Öte yandan, Kimyasalların Kaydı, Değerlendirmesi, İzni ve Kısıtlanması (KKDİK/REACH) Tüzüğü de, getirdiği ağır maliyetler yanında, çevresel ve kimyasal uygunluk kriterlerini yerine getiremeyen firmaları, piyasalardan dışlayıcı etki yapabilme potansiyeli taşıyor. Türkiye olarak, bir taraftan AB ile uyum içerisinde çalışmalarımızı sürdürürken, diğer taraftan da aramızdaki anlaşmalara dikkat çekmeye devam etmekten başka bir çıkar yolumuz bulunmuyor. Özellikle aramızdaki “Serbest Ticaret Anlaşması” sebebiyle, serbest ticareti engelleyen yaklaşımların gözden geçirilmesine ihtiyaç duyduğumuz hususunun gündemde tutulması önem taşıyor.

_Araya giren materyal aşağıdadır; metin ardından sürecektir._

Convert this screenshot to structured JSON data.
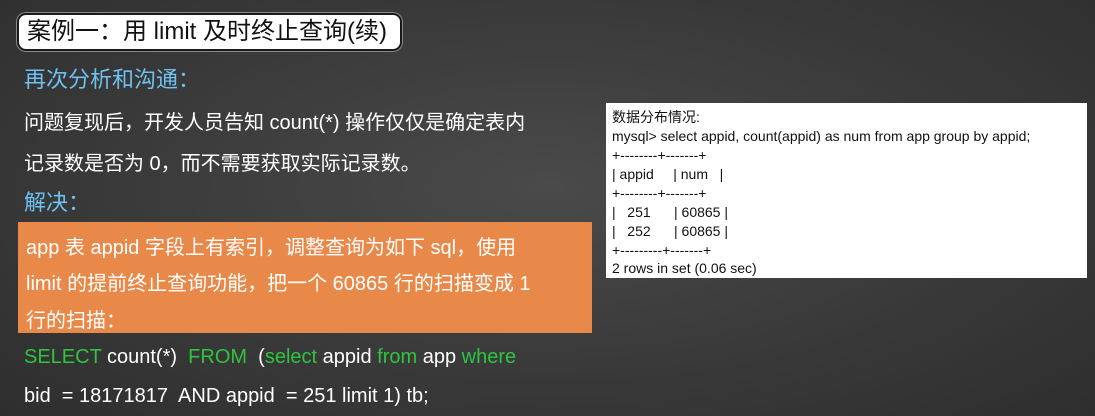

Bu kapsamda, tüm çabalarımıza rağmen, hâlâ karbon kaçağı gibi, tamamıyla ticari ve ekonomik olan bir konunun, SKDM’nin en temel hedeflerinden biri olarak devam ettirilmeye çalışılması, Avrupa Birliği ile ticareti zorlaştırma amacı ile, şartların bilinçli olarak ağırlaştırılmakta olduğu intibaını veriyor. Benzer durum, ticari olmanın ötesinde, iklim değişikliğiyle ilgili herhangi bir amacının bulunmadığı net olarak bilindiği hâlde, esasen sönümlenmekte olan ve Avrupa Birliği’nde ihtiyaç olduğunda, ihracatın kademeli bir şekilde sınırlandığı hurda ihracatını engelleme ve yasaklama yaklaşımında da gözleniyor.
Tüm bu hususların, ABD’nin konuya ilişkin eleştirilerinin kolaylaştırıcı etkisinden de yararlanılarak, Komisyon’a bildirilmesi ve bu işin ancak esnekliklerin sağlanması kaydıyla yürüyebileceğinin net bir şekilde ifade edilmesi önem taşıyor.